Not long after our grades are in, we’ll have access to online teaching evaluations for the term.  If you’ve had a class with high rates of plagiarism or low marks during the evaluation period, you might hold your breath before clicking to see the report.  Will the few students who filled out the online FCS be those who needed catharsis or who wanted to express appreciation?  Will enough students provide written comments to guide adjustments or confirm what worked? Will feedback from less than 10% of your class have an impact on your employment?

In an article in the April 25 Issue of the Chronicle of Higher Education, Michelle Falcoff considers these issues. She summarizes the results of a 2016 faculty survey, and referring to her own experience directing a program in communication and legal reasoning at Northwestern, she points out that a required course, offered in the first year, with high standards and much critical feedback can lead to highly negative teaching evaluations. This suggests a more widely applicable definition of bias than that used in a recent study on gender bias and teaching evaluations.

In the same issue of the Chronicle, Karen Kelsey focuses on the ambiguous wording of evaluations and notes ways to make the exercise more accurate and useful. Falcoff recommends peer review to contextualize student comments.  She points to a resource from the Center for Research on Learning and Teaching (CRLT) that provides an extensive list of measurement approaches that can put imperfect instruments such as the FCS into perspective. You may find some ideas for your teaching dossier on that list.

Those of you relatively new to Procom who still have to submit to peer evaluations may feel anxiety about faculty bias as well.  Another helpful resource from Vanderbilt’s Center for Teaching acknowledges this concern.  Click to “Possible Limitations of Peer Review.”

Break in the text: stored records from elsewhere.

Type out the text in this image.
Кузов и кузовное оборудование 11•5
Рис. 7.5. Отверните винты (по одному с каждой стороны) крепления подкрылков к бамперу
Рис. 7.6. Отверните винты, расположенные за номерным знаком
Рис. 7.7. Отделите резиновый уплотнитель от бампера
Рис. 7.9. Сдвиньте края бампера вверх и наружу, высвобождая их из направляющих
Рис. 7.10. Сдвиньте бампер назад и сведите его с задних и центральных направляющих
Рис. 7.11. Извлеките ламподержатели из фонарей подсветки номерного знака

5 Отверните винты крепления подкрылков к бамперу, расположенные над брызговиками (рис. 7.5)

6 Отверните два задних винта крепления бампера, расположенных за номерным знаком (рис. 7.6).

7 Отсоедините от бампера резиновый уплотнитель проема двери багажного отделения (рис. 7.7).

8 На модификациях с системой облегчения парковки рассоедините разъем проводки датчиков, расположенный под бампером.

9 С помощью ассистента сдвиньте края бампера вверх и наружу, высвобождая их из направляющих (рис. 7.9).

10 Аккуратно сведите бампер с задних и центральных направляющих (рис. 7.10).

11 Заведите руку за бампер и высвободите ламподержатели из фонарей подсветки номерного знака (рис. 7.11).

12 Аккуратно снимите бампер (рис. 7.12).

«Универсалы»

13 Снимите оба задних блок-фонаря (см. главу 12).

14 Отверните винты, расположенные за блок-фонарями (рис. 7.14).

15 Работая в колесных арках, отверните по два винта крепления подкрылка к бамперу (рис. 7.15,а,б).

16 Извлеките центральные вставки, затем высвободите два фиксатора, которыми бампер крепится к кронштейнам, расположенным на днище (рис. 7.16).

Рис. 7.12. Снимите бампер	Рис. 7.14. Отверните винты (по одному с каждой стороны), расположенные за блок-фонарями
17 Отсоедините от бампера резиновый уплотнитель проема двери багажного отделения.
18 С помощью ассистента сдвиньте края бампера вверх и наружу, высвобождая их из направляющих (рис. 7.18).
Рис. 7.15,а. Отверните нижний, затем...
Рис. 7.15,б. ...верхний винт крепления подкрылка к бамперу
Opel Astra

Finally, and more depressingly, are the implications of a 1993 study, which found that teaching evaluation results at the end of term were highly correlated to the impression students had of an instructor’s nonverbal behaviour in the first 30 seconds of the first class. Are our carefully constructed lectures, exercises and instruction, not to mention agonizing over grades, all for naught?

This is an area that makes contractual lecturers feel very vulnerable.  Perhaps it’s time for us to work more closely as a group to discuss how to make the teaching evaluation process more meaningful and fair.